PFLP Mengecam Seruan AS untuk Perundingan Gencatan Senjata sebagai 'Siasat' untuk Membantu 'Israel'
Story Code : 1153525
Front Populer untuk Pembebasan Palestina (PFLP) mengecam laporan terkini tentang upaya AS untuk memberlakukan perjanjian gencatan senjata terhadap Zionis "Israel", menyebutnya sebagai "siasat dan tindakan penipuan baru" oleh pemerintahan Biden yang bertujuan untuk menutupi agresi yang sedang berlangsung dan memastikan kelanjutan dari apa yang digambarkannya sebagai perang genosida.
Pernyataan PFLP, yang dirilis pada hari Senin (12/8), menyoroti tuduhan palsu yang terus dilontarkan terhadap rakyat Palestina dan perlawanan mereka oleh AS, bersama dengan dukungan militernya dan partisipasi langsungnya dalam perang di pihak pendudukan Zionis Israel.
Menanggapi perkembangan ini, PFLP menekankan bahwa kesediaan perlawanan Palestina untuk terlibat dengan inisiatif mediator selalu dikaitkan dengan keinginannya untuk meringankan penderitaan rakyat Palestina dan menghentikan kejahatan dan pembantaian yang dilakukan oleh pendudukan Zionis Israel. Namun, gerakan Perlawanan juga memperingatkan bahwa menggunakan negosiasi sebagai alat untuk mengabadikan perang genosida secara efektif mengubah pembicaraan ini menjadi instrumen perang dan agresi.
PFLP menggarisbawahi perlunya mediator untuk menuntut penghentian segera dan menyeluruh atas kejahatan pendudukan Israel dan perangnya terhadap rakyat Palestina sebelum negosiasi apa pun dapat dimulai.

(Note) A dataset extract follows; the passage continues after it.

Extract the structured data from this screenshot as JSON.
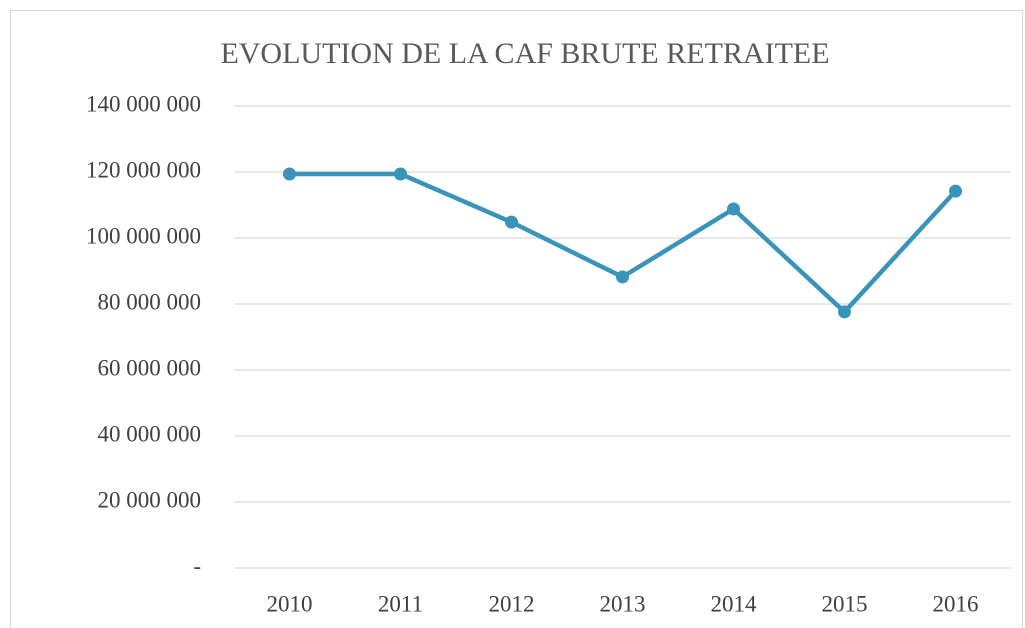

Gerakan tersebut berpendapat bahwa tidak masuk akal untuk mengadakan pembicaraan sementara kejahatan pendudukan Zionis Israel terus berlanjut di tempat penampungan, sekolah, kamp pengungsian, dan rumah sakit.
Negosiasi digunakan untuk menutupi
Selain itu, PFLP menolak pentingnya negosiasi apa pun "selama pemerintah Israel dan penjahat perangnya belum memberikan persetujuan yang jelas dan publik atas proposal yang awalnya diajukan dan diadopsi oleh Presiden AS Joe Biden." Gerakan tersebut dengan tegas menolak gagasan "membuka pintu bagi negosiasi baru atau membahas persyaratan lama atau baru yang diajukan oleh para penjahat perang dalam pemerintahan Zionis Israel."
"Kami tidak akan membiarkan rakyat kami disandera" karena Perdana Menteri Zionis Israel Benjamin Netanyahu menggunakan taktik dan sandiwara lebih lanjut bersama anggota kabinet lainnya dan di tengah perlindungan AS dan internasional, PFLP menggarisbawahi, menekankan perlunya rencana yang dapat ditindaklanjuti untuk mengakhiri agresi dan keputusan internasional yang mengikat untuk menjamin rencana ini.
Akhirnya, PFLP menegaskan kembali persatuan rakyat Palestina dan Perlawanan mereka dalam menghadapi agresi oleh pendudukan Zionis Israel dan sekutunya, serta manuver mereka dengan kedok negosiasi.
Gerakan tersebut menyatakan keyakinan penuh pada kemampuan perlawanan untuk membela hak-hak rakyat Palestina dan menegakkan tuntutan mereka yang sah.
Pekan lalu, Qatar, Mesir, dan Amerika Serikat mengeluarkan pernyataan bersama yang mengatakan bahwa waktunya telah tiba untuk menyelesaikan perjanjian gencatan senjata di Jalur Gaza dan mengatur pertukaran tahanan.
Pernyataan tersebut juga mencatat bahwa para pihak telah bekerja selama berbulan-bulan untuk mencapai kesepakatan kerangka kerja, yang kini telah didiskusikan, dengan hanya rincian implementasi yang tersisa.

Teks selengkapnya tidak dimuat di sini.